Salvo scrive di non andare più fiero da tempo della “fama” che ha acquisito in questi anni. Dice di ammirare ciò che il giudice Di Bella fa nel quotidiano in favore dei ragazzi – il presidente è promotore del progetto “Liberi di Scegliere”, che ha portato fuori dalle famiglie della ‘ndrangheta un centinaio di minorenni – e che spera anche lui che quei ragazzi possano vivere in un “mondo migliore”.

“Condivido in pieno le sue idee, e sarebbe stata una buona cosa se ci fosse stata da sempre una persona come lei”, scrive Salvo, secondo cui se qualcun altro avesse operato così “già da almeno 35 anni, tanti ragazzi sarebbero stati sicuramente salvati (compreso il sottoscritto), e molti probabilmente sarebbero ancora in vita”.

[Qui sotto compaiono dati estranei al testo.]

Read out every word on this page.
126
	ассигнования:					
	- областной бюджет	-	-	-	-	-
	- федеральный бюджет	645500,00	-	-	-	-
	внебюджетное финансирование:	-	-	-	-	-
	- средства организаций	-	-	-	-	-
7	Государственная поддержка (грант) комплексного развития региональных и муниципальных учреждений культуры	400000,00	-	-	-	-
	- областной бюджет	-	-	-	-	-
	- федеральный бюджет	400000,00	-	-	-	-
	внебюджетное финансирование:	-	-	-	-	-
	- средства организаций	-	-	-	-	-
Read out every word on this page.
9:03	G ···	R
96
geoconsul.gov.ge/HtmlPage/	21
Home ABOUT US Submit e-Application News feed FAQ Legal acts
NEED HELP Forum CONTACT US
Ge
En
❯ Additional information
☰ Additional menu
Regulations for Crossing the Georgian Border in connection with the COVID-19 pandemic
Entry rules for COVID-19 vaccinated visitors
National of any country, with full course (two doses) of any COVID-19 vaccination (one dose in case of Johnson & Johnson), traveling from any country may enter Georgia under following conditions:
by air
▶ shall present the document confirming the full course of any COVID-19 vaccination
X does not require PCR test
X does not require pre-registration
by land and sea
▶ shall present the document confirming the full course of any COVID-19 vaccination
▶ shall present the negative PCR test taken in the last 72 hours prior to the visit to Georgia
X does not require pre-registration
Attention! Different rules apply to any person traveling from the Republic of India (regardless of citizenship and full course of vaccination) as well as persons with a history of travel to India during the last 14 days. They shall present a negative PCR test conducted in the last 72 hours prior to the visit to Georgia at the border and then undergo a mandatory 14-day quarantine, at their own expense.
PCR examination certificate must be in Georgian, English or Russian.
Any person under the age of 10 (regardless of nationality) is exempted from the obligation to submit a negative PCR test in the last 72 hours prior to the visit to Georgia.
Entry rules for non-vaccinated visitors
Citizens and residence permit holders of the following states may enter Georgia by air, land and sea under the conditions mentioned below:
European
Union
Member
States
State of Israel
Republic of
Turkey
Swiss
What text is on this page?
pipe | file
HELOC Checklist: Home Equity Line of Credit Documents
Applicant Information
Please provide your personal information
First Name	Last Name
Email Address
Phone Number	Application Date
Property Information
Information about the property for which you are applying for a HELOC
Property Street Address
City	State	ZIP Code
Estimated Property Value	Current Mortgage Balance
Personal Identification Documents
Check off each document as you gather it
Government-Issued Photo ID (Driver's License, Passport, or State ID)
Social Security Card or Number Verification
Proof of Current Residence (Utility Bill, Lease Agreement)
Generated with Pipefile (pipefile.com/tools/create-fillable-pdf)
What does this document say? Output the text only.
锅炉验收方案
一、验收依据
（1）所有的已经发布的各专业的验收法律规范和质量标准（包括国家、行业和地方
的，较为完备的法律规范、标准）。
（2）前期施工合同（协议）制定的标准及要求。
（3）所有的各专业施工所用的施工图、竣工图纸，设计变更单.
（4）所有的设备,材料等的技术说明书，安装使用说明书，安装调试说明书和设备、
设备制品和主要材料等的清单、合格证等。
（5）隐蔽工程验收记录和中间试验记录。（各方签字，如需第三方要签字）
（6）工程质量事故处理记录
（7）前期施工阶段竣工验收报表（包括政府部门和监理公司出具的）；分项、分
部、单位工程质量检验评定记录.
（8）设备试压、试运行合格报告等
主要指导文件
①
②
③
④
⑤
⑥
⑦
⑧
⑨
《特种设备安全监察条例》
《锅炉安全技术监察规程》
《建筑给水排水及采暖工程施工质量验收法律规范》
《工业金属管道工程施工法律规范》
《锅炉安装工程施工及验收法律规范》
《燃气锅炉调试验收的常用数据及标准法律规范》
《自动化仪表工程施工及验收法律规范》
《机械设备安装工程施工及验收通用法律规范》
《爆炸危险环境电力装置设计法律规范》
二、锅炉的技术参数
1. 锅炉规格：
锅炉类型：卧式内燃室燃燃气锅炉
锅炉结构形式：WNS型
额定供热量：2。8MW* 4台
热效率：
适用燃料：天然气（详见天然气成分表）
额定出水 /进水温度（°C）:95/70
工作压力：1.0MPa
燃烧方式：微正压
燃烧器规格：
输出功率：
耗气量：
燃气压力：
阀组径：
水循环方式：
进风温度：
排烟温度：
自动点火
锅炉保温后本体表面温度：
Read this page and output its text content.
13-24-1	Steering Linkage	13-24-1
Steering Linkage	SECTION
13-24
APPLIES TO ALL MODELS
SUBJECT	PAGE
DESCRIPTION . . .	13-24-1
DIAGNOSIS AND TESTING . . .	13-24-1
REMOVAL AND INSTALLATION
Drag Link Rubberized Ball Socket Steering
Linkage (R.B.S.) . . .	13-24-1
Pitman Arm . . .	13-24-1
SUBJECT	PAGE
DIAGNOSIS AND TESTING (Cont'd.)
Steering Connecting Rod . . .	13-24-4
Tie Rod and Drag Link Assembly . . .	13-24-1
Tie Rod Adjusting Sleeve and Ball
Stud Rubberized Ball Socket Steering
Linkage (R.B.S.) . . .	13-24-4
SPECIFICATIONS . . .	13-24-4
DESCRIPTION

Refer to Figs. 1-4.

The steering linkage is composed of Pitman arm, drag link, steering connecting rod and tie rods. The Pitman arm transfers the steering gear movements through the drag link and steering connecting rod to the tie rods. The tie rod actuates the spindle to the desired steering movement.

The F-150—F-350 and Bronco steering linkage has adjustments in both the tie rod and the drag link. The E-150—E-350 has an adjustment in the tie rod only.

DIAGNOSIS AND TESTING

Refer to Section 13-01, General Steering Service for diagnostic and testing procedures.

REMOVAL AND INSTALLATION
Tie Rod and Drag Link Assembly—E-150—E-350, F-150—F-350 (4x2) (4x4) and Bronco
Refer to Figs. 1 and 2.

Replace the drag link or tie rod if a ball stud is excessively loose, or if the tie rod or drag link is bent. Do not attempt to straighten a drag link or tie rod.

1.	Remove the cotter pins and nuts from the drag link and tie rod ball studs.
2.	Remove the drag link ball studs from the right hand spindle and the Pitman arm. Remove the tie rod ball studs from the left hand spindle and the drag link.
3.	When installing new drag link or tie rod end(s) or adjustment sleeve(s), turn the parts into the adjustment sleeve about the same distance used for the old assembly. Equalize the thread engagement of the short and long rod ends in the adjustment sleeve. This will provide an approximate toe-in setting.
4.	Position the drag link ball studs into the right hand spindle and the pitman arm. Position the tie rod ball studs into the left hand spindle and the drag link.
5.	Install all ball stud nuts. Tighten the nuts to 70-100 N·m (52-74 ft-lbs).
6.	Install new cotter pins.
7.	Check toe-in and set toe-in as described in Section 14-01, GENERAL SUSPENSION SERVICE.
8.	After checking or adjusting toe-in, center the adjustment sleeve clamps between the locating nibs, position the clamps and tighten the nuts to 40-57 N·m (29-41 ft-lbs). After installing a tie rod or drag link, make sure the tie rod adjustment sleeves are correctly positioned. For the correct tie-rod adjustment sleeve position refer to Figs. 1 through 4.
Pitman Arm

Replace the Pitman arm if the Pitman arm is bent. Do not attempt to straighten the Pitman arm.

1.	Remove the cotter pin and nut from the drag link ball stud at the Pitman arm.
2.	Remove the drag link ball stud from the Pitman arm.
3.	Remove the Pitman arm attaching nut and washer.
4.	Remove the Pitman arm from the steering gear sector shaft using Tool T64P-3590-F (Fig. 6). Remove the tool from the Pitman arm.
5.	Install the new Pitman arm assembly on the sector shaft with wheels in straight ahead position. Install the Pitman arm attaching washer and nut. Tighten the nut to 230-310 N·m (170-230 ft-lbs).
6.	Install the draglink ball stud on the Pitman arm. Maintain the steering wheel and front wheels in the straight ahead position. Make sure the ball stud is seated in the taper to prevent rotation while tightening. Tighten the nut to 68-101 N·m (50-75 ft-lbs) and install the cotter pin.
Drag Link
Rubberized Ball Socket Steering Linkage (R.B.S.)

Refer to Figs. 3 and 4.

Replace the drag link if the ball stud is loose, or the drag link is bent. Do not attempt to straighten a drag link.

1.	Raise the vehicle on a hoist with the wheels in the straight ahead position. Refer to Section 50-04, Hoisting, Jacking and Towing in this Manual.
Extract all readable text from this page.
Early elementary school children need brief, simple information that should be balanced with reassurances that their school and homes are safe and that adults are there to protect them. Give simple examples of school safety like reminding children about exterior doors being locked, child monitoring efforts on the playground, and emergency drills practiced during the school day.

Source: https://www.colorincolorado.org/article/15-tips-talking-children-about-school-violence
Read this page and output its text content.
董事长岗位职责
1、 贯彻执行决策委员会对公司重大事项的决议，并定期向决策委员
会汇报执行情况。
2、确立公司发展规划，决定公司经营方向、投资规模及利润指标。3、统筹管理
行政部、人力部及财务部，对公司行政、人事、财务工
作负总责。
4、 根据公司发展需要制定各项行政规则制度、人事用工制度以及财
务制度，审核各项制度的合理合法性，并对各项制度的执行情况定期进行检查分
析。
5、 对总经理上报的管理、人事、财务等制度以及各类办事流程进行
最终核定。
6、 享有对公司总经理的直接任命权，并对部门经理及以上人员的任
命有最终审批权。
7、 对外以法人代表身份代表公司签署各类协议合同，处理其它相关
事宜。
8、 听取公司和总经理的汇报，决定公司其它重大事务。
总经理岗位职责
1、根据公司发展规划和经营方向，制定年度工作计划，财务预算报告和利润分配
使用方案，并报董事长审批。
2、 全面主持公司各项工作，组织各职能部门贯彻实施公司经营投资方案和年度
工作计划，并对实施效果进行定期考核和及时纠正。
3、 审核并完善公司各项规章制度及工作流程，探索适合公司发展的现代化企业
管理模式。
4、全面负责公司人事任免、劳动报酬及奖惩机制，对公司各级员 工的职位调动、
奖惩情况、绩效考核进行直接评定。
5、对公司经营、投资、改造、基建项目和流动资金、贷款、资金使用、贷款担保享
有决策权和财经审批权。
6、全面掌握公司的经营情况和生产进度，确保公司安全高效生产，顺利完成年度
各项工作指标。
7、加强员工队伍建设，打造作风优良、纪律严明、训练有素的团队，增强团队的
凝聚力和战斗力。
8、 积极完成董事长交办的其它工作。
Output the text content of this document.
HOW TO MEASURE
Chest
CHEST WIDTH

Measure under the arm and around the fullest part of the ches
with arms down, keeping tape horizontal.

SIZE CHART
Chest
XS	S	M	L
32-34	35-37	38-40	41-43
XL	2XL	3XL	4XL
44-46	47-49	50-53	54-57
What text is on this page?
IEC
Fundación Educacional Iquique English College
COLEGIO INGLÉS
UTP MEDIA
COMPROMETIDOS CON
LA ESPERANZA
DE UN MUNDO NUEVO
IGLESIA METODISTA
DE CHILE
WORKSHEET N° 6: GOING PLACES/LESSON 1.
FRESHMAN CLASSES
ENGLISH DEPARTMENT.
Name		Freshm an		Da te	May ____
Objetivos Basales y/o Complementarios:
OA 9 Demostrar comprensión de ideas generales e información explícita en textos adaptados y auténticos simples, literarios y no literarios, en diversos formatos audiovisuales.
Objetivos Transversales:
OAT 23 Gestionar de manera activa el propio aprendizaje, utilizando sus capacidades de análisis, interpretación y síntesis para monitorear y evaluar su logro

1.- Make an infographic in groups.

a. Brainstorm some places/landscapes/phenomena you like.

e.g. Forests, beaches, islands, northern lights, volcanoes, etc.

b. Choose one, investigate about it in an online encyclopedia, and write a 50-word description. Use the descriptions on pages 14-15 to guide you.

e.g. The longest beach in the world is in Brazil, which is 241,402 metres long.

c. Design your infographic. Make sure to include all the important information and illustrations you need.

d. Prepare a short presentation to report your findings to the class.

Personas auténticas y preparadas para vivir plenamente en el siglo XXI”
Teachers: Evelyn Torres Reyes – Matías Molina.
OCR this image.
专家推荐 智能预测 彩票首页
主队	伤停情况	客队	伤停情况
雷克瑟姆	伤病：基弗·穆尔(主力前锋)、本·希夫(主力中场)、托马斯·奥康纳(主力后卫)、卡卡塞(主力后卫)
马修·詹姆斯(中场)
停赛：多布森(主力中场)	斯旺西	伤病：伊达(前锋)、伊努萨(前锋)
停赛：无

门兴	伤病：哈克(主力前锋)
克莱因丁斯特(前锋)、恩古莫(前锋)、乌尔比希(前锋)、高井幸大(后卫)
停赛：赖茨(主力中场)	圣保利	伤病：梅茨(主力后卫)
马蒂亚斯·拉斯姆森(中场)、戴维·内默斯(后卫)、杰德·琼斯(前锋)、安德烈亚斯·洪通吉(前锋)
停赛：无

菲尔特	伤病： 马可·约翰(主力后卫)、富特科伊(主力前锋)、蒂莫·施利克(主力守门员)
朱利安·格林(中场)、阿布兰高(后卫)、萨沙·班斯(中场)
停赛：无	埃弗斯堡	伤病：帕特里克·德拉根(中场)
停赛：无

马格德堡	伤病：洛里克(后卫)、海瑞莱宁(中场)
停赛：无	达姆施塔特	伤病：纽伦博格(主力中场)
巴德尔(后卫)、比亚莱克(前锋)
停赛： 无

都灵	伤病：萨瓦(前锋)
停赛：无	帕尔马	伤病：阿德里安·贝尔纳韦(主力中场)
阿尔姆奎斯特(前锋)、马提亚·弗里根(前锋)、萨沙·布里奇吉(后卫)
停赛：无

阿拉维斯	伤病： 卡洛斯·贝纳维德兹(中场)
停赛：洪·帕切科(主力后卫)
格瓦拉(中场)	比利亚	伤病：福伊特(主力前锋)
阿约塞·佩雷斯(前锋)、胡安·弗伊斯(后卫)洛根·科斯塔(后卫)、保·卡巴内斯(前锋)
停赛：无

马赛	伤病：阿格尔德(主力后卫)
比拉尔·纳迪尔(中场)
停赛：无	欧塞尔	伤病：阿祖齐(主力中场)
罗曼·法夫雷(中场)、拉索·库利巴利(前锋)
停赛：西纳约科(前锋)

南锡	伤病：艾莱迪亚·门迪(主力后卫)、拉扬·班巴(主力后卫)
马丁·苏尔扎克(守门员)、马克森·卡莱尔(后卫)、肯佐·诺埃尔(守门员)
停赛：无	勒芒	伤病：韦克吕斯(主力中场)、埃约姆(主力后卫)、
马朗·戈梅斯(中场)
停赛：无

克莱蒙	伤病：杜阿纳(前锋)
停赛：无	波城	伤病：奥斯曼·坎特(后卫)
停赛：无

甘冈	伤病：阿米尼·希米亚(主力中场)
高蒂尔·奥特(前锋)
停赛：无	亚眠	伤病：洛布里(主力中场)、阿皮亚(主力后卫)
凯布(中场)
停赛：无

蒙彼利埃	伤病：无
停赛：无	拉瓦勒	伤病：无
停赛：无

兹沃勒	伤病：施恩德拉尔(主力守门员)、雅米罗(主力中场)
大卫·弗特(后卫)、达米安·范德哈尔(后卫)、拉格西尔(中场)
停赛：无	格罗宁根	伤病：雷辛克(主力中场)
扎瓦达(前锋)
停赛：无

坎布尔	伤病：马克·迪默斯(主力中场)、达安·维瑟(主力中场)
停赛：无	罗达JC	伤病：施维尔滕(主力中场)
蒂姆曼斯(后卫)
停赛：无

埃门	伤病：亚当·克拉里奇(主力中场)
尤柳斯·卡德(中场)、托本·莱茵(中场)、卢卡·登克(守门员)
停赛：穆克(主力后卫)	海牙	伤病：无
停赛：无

“Il mio conto con la giustizia”

Io ormai da molti anni mi sono allontanato da tutto e tutti, ho avuto la forza la costanza e coerenza e l’intelligenza di capire che era tutto sbagliato e tutto uno schifo, e così uscirmene da tutto, e adesso ne vado fiero e orgoglioso di questa scelta”, prosegue.

 “Sto pagando ancora il mio conto con la giustizia – prosegue – e va bene così (sono detenuto agli arresti domiciliari per grave malattia ), sto pagando anche attraverso le gravi patologie che mi affliggono e costringono a muovermi in una sedia a rotelle, ma non mi abbatto lo faccio proprio per la mia famiglia, mia moglie e i miei figli”.

La proposta

 “In tutte le cose sbagliate della mia vita, sono stato fortunato ad avere una moglie speciale – sottolinea Salvo – che mi ha aiutato ad allontanarmi da tutto ciò, e nei periodi di mia assenza è riuscita ad educare egregiamente e a tenere lontani i miei figli , che oggi sono il mio orgoglio sia scolastico che lavorativo”.

Spiega poi nella lettera di essere “cresciuto anagraficamente e mentalmente”, di aver studiato e di essersi elevato culturalmente. E propone: “Vorrei rendermi disponibile e utile a poterla aiutare nel suo lavoro, dialogando con i ragazzi che sta togliendo dalla strada in modo che possa fargli capire che devono indirizzare la loro vita nella legalità e nel lavoro”.

“Si può uscire”

“E chi meglio di me potrebbe fargli comprendere che, chi loro vedono come miti non sono affatto tali, ma invece sono persone che come me hanno solo rovinato la loro vita e probabilmente l’hanno rovinata anche ad altri, e se lo dico io penso che abbia un certo valore visto che da molti ragazzi anche io sono stato visto come un mito o un esempio da seguire, cosa assolutamente assurda e sbagliata”.

”Io ad oggi ho scontato nella mia vita oltre 25 anni di detenzione, ben oltre la metà della mia vita, a breve compirò 47 anni, perciò nulla di cui andarne fiero, e per tanto sicuramente non un esempio del mio trascorso di vita, ma sicuramente posso fargli capire che da tutto ciò che è sbagliato si può uscire e si può cambiare vita”.

Dice di averlo fatto anche lui. “E forse adesso su questo aspetto potrò essere da esempio – sostiene, concludendo -. Ovviamente detterà lei tempi luoghi e quant’altro, sempre se lei riterrà questa mia richiesta e volontà, utile a rafforzare il suo già ottimo operato”.